Please tell me why it doesn't. |
Hi Rascal. Simply because nobody is showing the directional flows of waves, approaching each other with opposite or even handedness. They're always pictured separately, like they never mesh. If you envision a circle, filled with a number of spiral sections, of left and right hand spins, approaching through time/distance from the out side of the circumferance of the circle, and meeting in the point center, like a bunch of twisters/tornados, you clearly see the dynamics put in play, I am trying to address. Such motions, interacting as such, would set up the perfect containment space, for matter/waves to hydrodynamically compress into real matter building processes. This is the quantum mechanical process, but first starts in the cosmology of the universe's fundamental substance fields, before first visible matter. It offers a possible evolution process of real matter production, from fundamental matter/waves.
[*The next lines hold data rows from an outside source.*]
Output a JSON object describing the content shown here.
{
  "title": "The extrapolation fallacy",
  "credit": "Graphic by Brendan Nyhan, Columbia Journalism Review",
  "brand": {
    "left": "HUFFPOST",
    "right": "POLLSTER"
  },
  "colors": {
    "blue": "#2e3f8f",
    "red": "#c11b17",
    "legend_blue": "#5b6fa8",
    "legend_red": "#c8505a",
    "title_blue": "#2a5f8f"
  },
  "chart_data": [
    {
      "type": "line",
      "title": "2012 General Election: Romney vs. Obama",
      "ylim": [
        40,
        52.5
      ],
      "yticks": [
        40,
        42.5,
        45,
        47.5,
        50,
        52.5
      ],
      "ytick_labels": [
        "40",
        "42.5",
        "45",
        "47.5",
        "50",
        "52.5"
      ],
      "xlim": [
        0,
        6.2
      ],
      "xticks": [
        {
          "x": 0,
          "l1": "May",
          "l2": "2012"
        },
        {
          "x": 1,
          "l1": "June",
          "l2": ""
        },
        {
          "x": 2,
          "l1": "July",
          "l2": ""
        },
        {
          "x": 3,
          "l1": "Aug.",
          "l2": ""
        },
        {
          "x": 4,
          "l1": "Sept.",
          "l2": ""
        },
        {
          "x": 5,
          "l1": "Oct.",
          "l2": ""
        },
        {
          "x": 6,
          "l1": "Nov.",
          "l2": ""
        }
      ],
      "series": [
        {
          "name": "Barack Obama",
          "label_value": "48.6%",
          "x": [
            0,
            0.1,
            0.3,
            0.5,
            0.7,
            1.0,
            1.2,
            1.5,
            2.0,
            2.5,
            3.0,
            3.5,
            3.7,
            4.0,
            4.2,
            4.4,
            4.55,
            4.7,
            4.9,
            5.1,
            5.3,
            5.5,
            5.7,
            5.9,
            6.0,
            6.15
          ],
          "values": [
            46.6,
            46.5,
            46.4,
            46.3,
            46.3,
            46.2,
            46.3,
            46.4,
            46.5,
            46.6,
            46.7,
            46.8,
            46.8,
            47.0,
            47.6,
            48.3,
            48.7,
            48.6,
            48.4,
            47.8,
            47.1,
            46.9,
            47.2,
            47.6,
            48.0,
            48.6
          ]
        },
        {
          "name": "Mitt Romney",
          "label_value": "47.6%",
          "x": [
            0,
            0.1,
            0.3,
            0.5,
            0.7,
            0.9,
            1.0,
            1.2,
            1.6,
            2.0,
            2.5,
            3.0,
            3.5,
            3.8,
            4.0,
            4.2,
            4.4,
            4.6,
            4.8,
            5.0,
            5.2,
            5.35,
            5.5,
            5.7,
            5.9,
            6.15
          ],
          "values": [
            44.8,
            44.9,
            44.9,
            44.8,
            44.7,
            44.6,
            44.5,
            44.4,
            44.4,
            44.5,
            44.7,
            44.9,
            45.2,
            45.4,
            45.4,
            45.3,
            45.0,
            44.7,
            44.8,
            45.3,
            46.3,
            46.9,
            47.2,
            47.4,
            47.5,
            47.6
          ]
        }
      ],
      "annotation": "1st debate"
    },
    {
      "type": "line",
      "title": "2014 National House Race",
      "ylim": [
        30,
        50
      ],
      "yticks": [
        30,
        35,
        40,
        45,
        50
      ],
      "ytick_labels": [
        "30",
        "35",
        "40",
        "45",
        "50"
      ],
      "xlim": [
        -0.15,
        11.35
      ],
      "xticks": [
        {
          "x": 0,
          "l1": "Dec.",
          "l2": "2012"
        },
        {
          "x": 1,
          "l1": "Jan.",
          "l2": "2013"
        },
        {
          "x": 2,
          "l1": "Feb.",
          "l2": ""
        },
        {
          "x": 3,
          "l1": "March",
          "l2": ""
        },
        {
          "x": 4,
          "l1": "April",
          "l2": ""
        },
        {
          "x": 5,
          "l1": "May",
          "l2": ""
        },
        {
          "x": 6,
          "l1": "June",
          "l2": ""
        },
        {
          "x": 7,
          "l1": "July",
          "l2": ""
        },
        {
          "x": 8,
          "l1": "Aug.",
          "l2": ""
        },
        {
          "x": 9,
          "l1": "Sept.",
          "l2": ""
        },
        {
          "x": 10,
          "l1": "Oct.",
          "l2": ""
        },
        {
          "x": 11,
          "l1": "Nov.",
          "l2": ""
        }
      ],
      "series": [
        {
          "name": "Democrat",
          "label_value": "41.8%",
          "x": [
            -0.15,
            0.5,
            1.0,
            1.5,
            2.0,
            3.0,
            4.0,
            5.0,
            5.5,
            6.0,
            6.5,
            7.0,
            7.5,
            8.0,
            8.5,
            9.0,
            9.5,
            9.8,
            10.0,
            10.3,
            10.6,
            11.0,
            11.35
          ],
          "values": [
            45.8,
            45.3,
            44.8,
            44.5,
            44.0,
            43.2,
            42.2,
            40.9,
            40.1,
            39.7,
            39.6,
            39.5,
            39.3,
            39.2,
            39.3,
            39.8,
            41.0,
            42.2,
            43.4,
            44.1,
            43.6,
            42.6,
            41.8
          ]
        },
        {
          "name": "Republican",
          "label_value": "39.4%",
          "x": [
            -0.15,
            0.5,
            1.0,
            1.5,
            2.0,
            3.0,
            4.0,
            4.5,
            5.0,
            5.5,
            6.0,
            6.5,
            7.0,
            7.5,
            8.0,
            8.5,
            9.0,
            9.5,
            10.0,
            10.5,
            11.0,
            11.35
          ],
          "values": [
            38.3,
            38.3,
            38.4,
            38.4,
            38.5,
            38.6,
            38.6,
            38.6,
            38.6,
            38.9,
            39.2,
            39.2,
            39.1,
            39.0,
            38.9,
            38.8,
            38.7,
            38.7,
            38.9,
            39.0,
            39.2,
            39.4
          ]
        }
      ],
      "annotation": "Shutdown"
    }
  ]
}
Instead of just explaining how the standard model works, this new model of wave interferances, clearly shows how the universe may have been put together, as verses the standard models' views of how it was taken apart, or works, from a point of unknowing. This model offers real accretion containment scenarios. If you follow the model of two right handed springs approaching at the speed of light, or of two left handed springs approaching, or one of each, they all set tremendous hydrodynamic containment pressures into play...
I just see nowhere in the physics literature, or this site, where such a dynamic model of quantum or cosmological processes, have been addressed. I'm laying it out as a possible model of creating first black holes or first stars, from fundamental matter/waves, existing before the big bang, or many small bangs. Have you seen it described this way, anywhere?